NOTES TO UNAUDITED CONDENSED CONSOLIDATED FINANCIAL STATEMENTS

NOTE 2 – SUMMARY OF SIGNIFICANT ACCOUNTING POLICIES

(a) Basis of presentation

The accompanying consolidated balance sheet as of December 31, 2024, which has been derived from audited financial statements, and the unaudited condensed consolidated financial statements as of June 30, 2025 and for the three months and six months ended June 30, 2025 and 2024 have been prepared pursuant to the rules and regulations of the Securities and Exchange Commission (the “SEC”).

Certain information and disclosures, which are normally included in financial statements prepared in accordance with accounting principles generally accepted in the United States of America (“U.S. GAAP”), have been condensed or omitted pursuant to such rules and regulations. In the opinion of management, all adjustments (consisting of normal recurring adjustments) necessary for a fair presentation of the interim financial statements have been included. The interim financial information should be read in conjunction with the consolidated financial statements and the notes for the fiscal year ended December 31, 2024. The results of operations for the three months and six months ended June 30, 2025 are not necessarily indicative of the results for the full year or any future periods.

(b) Use of estimates

The preparation of the unaudited condensed consolidated financial statements in conformity with U.S. GAAP requires the Company’s management to make estimates and assumptions that affect the reported amounts of assets and liabilities and the disclosure of contingent assets and liabilities at the date of the unaudited condensed consolidated financial statements, and the reported amounts of revenue and expenses during the reporting period.

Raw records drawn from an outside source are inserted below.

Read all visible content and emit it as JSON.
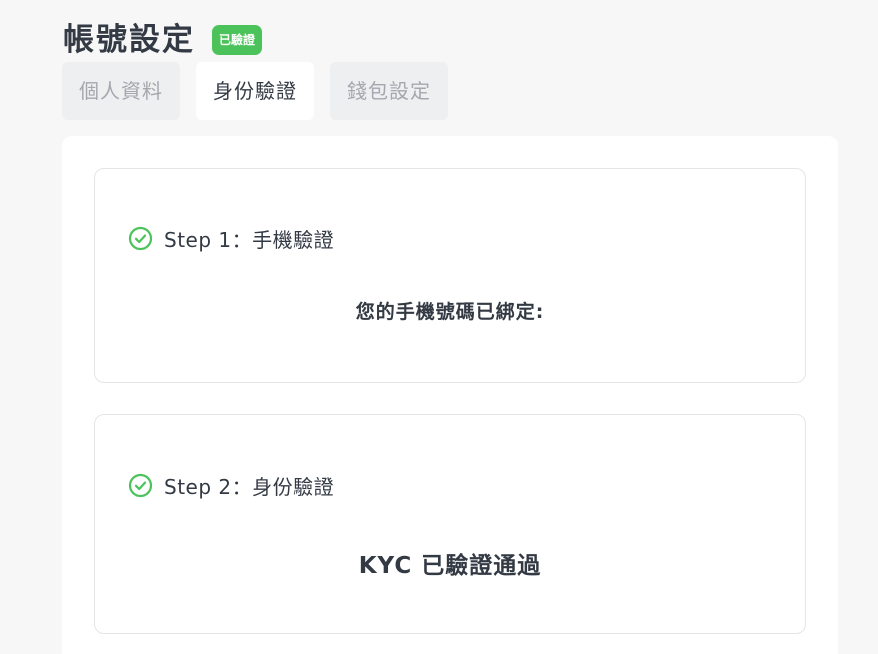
{
  "header": {
    "title": "帳號設定",
    "badge": "已驗證"
  },
  "tabs": [
    {
      "label": "個人資料",
      "active": false
    },
    {
      "label": "身份驗證",
      "active": true
    },
    {
      "label": "錢包設定",
      "active": false
    }
  ],
  "steps": [
    {
      "title": "Step 1：手機驗證",
      "message": "您的手機號碼已綁定:",
      "icon": "check-circle-icon",
      "completed": true
    },
    {
      "title": "Step 2：身份驗證",
      "message": "KYC 已驗證通過",
      "icon": "check-circle-icon",
      "completed": true
    }
  ],
  "colors": {
    "accent_green": "#4cc35a",
    "text_dark": "#333a44",
    "tab_inactive_text": "#a4a8ae",
    "tab_inactive_bg": "#eeeff1",
    "page_bg": "#f7f7f7"
  }
}
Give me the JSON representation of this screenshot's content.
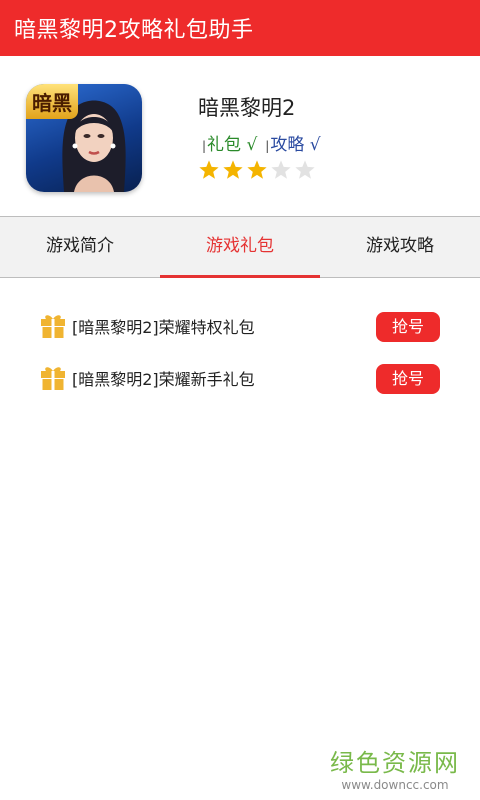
{
  "app": {
    "title": "暗黑黎明2攻略礼包助手"
  },
  "game": {
    "name": "暗黑黎明2",
    "icon_logo_text": "暗黑",
    "tags": [
      {
        "label": "礼包 √",
        "color": "#2a8a2a"
      },
      {
        "label": "攻略 √",
        "color": "#2a4aa0"
      }
    ],
    "tag_separator": "|",
    "rating": 3,
    "rating_max": 5
  },
  "tabs": [
    {
      "label": "游戏简介",
      "active": false
    },
    {
      "label": "游戏礼包",
      "active": true
    },
    {
      "label": "游戏攻略",
      "active": false
    }
  ],
  "gifts": [
    {
      "label": "[暗黑黎明2]荣耀特权礼包",
      "button": "抢号",
      "icon": "gift-icon"
    },
    {
      "label": "[暗黑黎明2]荣耀新手礼包",
      "button": "抢号",
      "icon": "gift-icon"
    }
  ],
  "watermark": {
    "cn": "绿色资源网",
    "en": "www.downcc.com"
  },
  "colors": {
    "accent": "#ee2b2b",
    "star_filled": "#f4b400",
    "star_empty": "#e2e2e2",
    "gift_icon": "#f0b431"
  }
}
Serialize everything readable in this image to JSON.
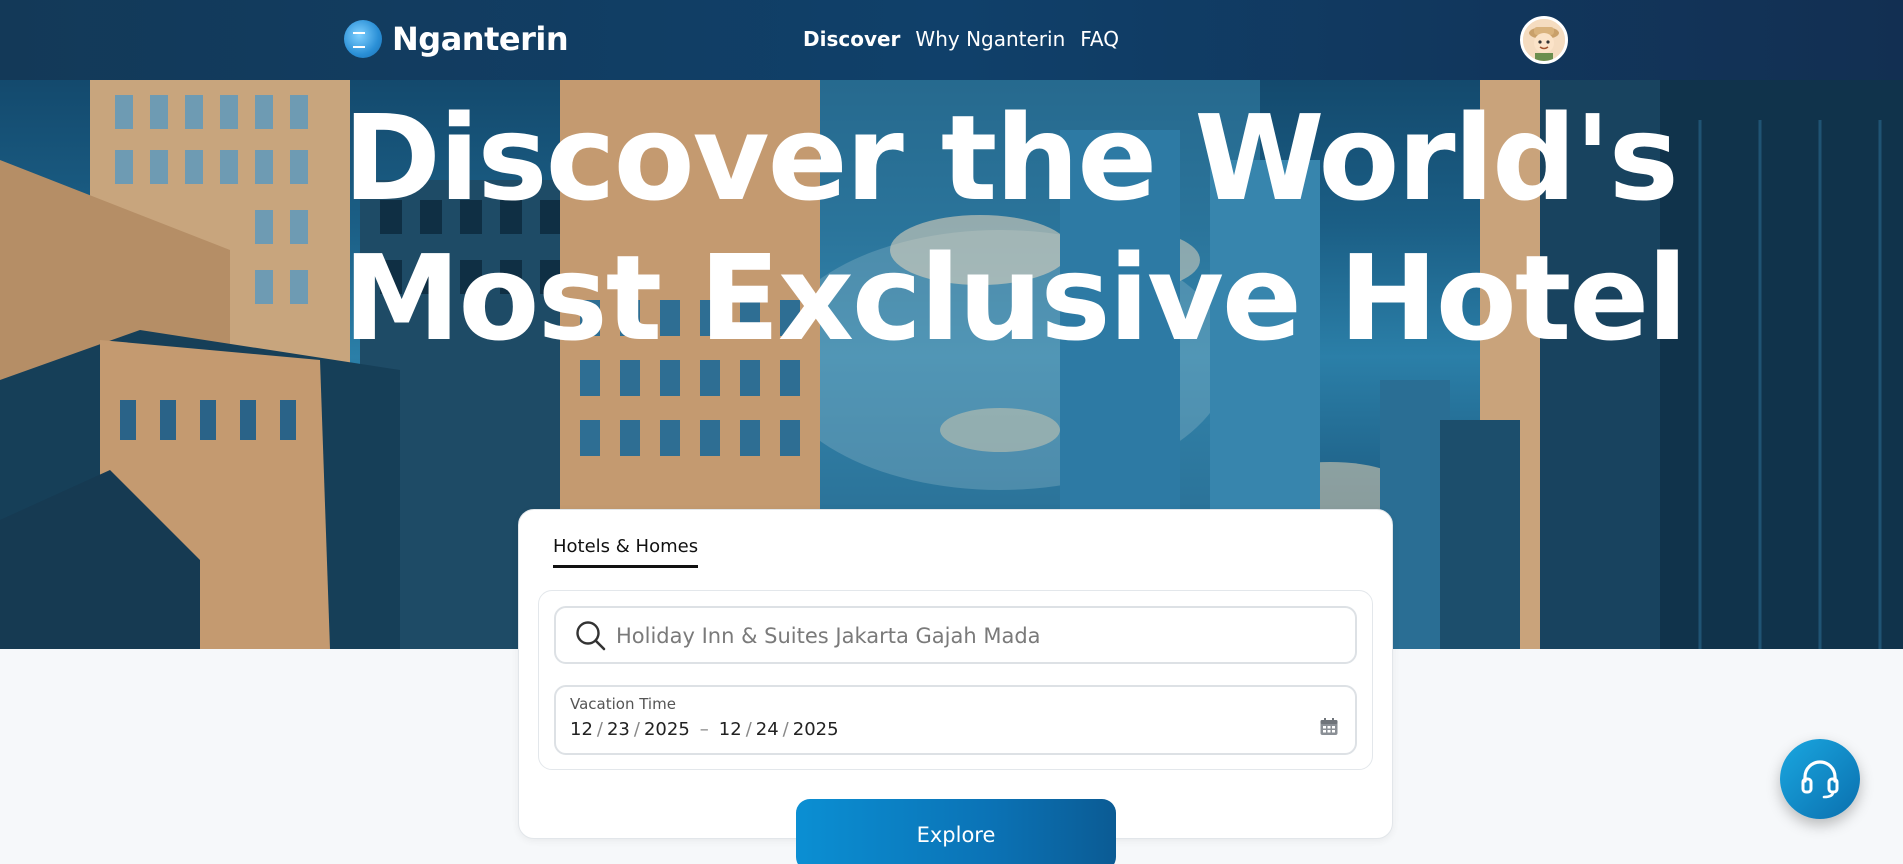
{
  "brand": {
    "name": "Nganterin"
  },
  "nav": {
    "items": [
      {
        "label": "Discover",
        "active": true
      },
      {
        "label": "Why Nganterin",
        "active": false
      },
      {
        "label": "FAQ",
        "active": false
      }
    ]
  },
  "hero": {
    "title_line1": "Discover the World's",
    "title_line2": "Most Exclusive Hotel"
  },
  "search_card": {
    "tab_label": "Hotels & Homes",
    "search": {
      "placeholder": "Holiday Inn & Suites Jakarta Gajah Mada",
      "icon": "search-icon"
    },
    "vacation": {
      "label": "Vacation Time",
      "start": {
        "month": "12",
        "day": "23",
        "year": "2025"
      },
      "end": {
        "month": "12",
        "day": "24",
        "year": "2025"
      },
      "dash": "–",
      "icon": "calendar-icon"
    },
    "explore_label": "Explore"
  },
  "support": {
    "icon": "headset-icon"
  },
  "colors": {
    "nav_bg": "#10406a",
    "accent": "#0b8fd3",
    "page_bg": "#f6f8fa"
  }
}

Significant accounting estimates reflected in the Company’s unaudited condensed consolidated financial statements include estimates and judgments applied in determination of provision for credit losses, lower of cost and net realizable value of inventories, impairment losses for long-lived assets and investments, valuation allowance for deferred tax assets and fair value measurement for share-based compensation expense, convertible promissory notes and warrants. Since the use of estimates is an integral component of the financial reporting process, actual results could differ from those estimates.

(c) Fair value measurement

ASC 820 establishes a three-tier fair value hierarchy, which prioritizes the inputs used in measuring fair value. The hierarchy prioritizes the inputs into three levels based on the extent to which inputs used in measuring fair value are observable in the market. These tiers include:

Level 1—defined as observable inputs such as quoted prices in active markets;

Level 2—defined as inputs other than quoted prices in active markets that are either directly or indirectly observable; and

Level 3—defined as unobservable inputs for which little or no market data exists, therefore requiring an entity to develop its own assumptions.

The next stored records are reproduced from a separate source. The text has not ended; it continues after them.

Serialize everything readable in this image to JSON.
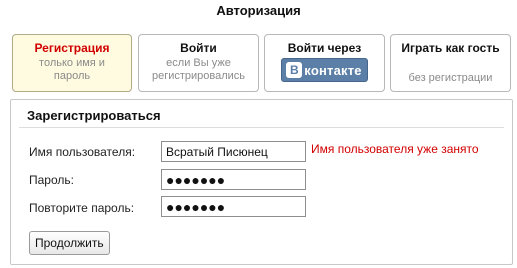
{
  "window": {
    "title": "Авторизация"
  },
  "tabs": [
    {
      "label": "Регистрация",
      "desc_line1": "только имя и",
      "desc_line2": "пароль",
      "active": true
    },
    {
      "label": "Войти",
      "desc_line1": "если Вы уже",
      "desc_line2": "регистрировались",
      "active": false
    },
    {
      "label": "Войти через",
      "logo_text": "контакте",
      "logo_letter": "В",
      "active": false
    },
    {
      "label": "Играть как гость",
      "desc": "без регистрации",
      "active": false
    }
  ],
  "form": {
    "title": "Зарегистрироваться",
    "username_label": "Имя пользователя:",
    "username_value": "Всратый Писюнец",
    "username_error": "Имя пользователя уже занято",
    "password_label": "Пароль:",
    "password_value": "●●●●●●●",
    "confirm_label": "Повторите пароль:",
    "confirm_value": "●●●●●●●",
    "submit_label": "Продолжить"
  },
  "colors": {
    "active_tab_bg": "#fffbe0",
    "active_tab_text": "#d10000",
    "error_text": "#d20000",
    "vk_brand": "#5b7fa6"
  },
  "icons": {
    "vk_logo": "vkontakte-logo-icon"
  }
}
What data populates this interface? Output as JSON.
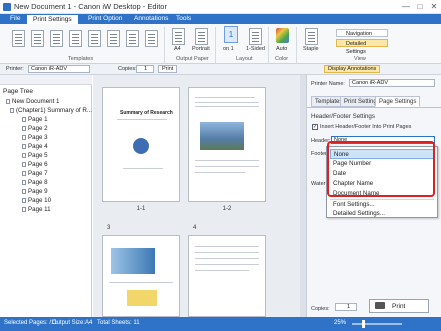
{
  "window": {
    "title": "New Document 1 - Canon iW Desktop - Editor",
    "minimize": "—",
    "maximize": "□",
    "close": "✕"
  },
  "tabs": [
    "File",
    "Print Settings",
    "Print Option",
    "Annotations",
    "Tools"
  ],
  "ribbon": {
    "groups": [
      "Templates",
      "Output Paper",
      "Layout",
      "Color",
      "View"
    ],
    "paper_size": "A4",
    "orientation": "Portrait",
    "pages_per_sheet_value": "1",
    "pages_per_sheet_label": "on 1",
    "sided": "1-Sided",
    "color": "Auto",
    "staple": "Staple",
    "navigation": "Navigation",
    "detailed_settings": "Detailed Settings"
  },
  "printerbar": {
    "printer_label": "Printer:",
    "printer_value": "Canon iR-ADV",
    "copies_label": "Copies:",
    "copies_value": "1",
    "print": "Print",
    "display_annotations": "Display Annotations"
  },
  "tree": {
    "title": "Page Tree",
    "root": "New Document 1",
    "chapter": "(Chapter1) Summary of R...",
    "pages": [
      "Page 1",
      "Page 2",
      "Page 3",
      "Page 4",
      "Page 5",
      "Page 6",
      "Page 7",
      "Page 8",
      "Page 9",
      "Page 10",
      "Page 11"
    ]
  },
  "pages_view": {
    "captions": [
      "1-1",
      "1-2"
    ],
    "page_numbers": [
      "3",
      "4"
    ],
    "page1_title": "Summary of Research"
  },
  "right": {
    "printer_name_label": "Printer Name:",
    "printer_name_value": "Canon iR-ADV",
    "tabs": [
      "Templates",
      "Print Settings",
      "Page Settings"
    ],
    "section": "Header/Footer Settings",
    "insert_label": "Insert Header/Footer Into Print Pages",
    "header_label": "Header:",
    "header_value": "None",
    "footer_label": "Footer:",
    "water_label": "Water",
    "popup_items": [
      "None",
      "Page Number",
      "Date",
      "Chapter Name",
      "Document Name",
      "Font Settings...",
      "Detailed Settings..."
    ],
    "copies_label": "Copies:",
    "copies_value": "1",
    "print_button": "Print"
  },
  "status": {
    "selected": "Selected Pages: /11",
    "output_size": "Output Size:A4",
    "total_sheets": "Total Sheets: 11",
    "zoom": "25%"
  },
  "colors": {
    "accent": "#2e73c7",
    "highlight_red": "#e02020",
    "selected_item": "#cde3f7"
  }
}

The Company’s financial instruments not reported at fair value primarily consist of cash and cash equivalents, restricted cash, accounts receivable, other current assets, amount due from and due to related parties, accounts payable and other current liabilities and short-term loans.

The carrying value of cash and cash equivalents, restricted cash, accounts receivable and other current assets, accounts payable, other current liabilities, bank loans and amount due from and due to related parties, current were approximate fair value because of the short-term nature of these items. The estimated fair values of loan from third party, and amount due from related party, non-current were not materially different from their carrying value as presented due to the brief maturities and because the interest rates on these borrowings approximate those that would have been available for loans of similar remaining maturities and risk profiles.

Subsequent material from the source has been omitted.